Note: When the minimum is set to
0
, the node pool may scale to zero if there are no schedulable workloads requiring nodes from that pool.
How scaling decisions are made
The autoscaler reacts to pending Pods that cannot be scheduled due to resource constraints (CPU/memory, node selectors, taints/tolerations, topology). The autoscaler considers the node pool’s configured instance type and constraints to determine if adding a node resolves the scheduling bottleneck.
Scale-down occurs when nodes are underutilized and Pods can be rescheduled onto other nodes within the pool without violating Pod disruption budgets or anti-affinity rules.
Per-node-pool autoscaler annotations
You can fine-tune the autoscaler behavior per node pool using annotations on the node pool resource (not to be confused with node annotations). The following annotations are supported:
Annotation | Type | Description |
---|---|---|
cluster-autoscaler.kubernetes.io/scale-down-utilization-threshold | float | Target utilization threshold for considering nodes unneeded during scale-down. |
cluster-autoscaler.kubernetes.io/scale-down-gpu-utilization-threshold | float | GPU utilization threshold for considering GPU nodes unneeded during scale-down. |
cluster-autoscaler.kubernetes.io/scale-down-unneeded-time | duration | How long a node should be underutilized before considered for scale-down (e.g. 10m , 30m ). |
cluster-autoscaler.kubernetes.io/scale-down-unready-time | duration | How long an unready node should be unready before considered for scale-down. |
cluster-autoscaler.kubernetes.io/zero-or-max-node-scaling | bool | If true, scales a node pool either to zero or directly to the max size in certain scenarios. |
cluster-autoscaler.kubernetes.io/ignore-daemonsets-utilization | bool | If true, excludes DaemonSet Pods from utilization calculations for scale-down. |
Example
apiVersion: k8s.thalassa.cloud/v1
kind: NodePool
metadata:
name: general-pool
annotations:
cluster-autoscaler.kubernetes.io/scale-down-utilization-threshold: "0.5"
cluster-autoscaler.kubernetes.io/scale-down-unneeded-time: "10m"
cluster-autoscaler.kubernetes.io/ignore-daemonsets-utilization: "true"
spec:
autoscaling:
enabled: true
minReplicas: 0
maxReplicas: 10
Best practices
- Set realistic min/max bounds that align with your workload patterns and budget
- Use multiple node pools to separate workloads with different requirements (e.g., general purpose vs.
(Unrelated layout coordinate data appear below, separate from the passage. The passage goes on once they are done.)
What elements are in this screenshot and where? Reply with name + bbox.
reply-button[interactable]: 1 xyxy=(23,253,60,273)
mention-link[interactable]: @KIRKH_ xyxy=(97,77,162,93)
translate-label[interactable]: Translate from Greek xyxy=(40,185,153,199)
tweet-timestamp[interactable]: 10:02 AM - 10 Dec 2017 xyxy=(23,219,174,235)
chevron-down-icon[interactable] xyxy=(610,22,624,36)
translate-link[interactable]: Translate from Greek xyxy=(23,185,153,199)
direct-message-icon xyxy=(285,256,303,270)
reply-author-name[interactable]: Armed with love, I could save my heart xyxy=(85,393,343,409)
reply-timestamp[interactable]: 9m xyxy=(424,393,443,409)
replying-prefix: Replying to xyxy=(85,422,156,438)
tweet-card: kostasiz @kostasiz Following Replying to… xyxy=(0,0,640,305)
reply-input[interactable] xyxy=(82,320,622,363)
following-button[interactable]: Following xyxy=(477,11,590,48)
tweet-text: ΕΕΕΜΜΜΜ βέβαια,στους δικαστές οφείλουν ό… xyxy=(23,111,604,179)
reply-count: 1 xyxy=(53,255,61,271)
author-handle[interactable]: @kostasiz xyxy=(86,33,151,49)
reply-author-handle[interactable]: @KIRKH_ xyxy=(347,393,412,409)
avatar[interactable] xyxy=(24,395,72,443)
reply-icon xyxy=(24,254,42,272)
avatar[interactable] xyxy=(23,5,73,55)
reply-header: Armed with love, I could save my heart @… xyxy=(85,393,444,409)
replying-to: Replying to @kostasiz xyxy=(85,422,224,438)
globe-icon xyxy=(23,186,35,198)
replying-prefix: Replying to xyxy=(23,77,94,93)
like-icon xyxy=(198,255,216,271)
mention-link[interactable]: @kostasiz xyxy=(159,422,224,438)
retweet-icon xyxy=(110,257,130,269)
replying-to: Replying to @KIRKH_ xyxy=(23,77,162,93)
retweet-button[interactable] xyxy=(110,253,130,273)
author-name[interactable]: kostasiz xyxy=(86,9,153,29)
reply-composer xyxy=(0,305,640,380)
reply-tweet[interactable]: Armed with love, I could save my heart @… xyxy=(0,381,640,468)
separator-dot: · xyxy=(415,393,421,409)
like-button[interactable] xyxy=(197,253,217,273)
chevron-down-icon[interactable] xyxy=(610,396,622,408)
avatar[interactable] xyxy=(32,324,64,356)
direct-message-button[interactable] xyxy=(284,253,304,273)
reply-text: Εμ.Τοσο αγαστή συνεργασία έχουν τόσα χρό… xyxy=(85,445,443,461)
GPU)
- Ensure Pod requests/limits are set so the scheduler and autoscaler can make accurate decisions
- Configure PodDisruptionBudgets (PDBs) to protect critical workloads during scale-down
- Use taints and tolerations to control which Pods can land on which node pools
Troubleshooting
- Pods remain Pending but no scale-up happens:
- Verify Pod resource requests, node selectors, tolerations, and topology constraints match the node pool
- Check that max replicas is high enough
- Ensure autoscaling is enabled for the node pool
- You might have reached your Organisation’s CPU or Memory quota. See if you need to request a quota increase.
- Scale-down does not occur:
- Nodes may be blocked by PDBs or anti-affinity
- Workloads may fully utilize the nodes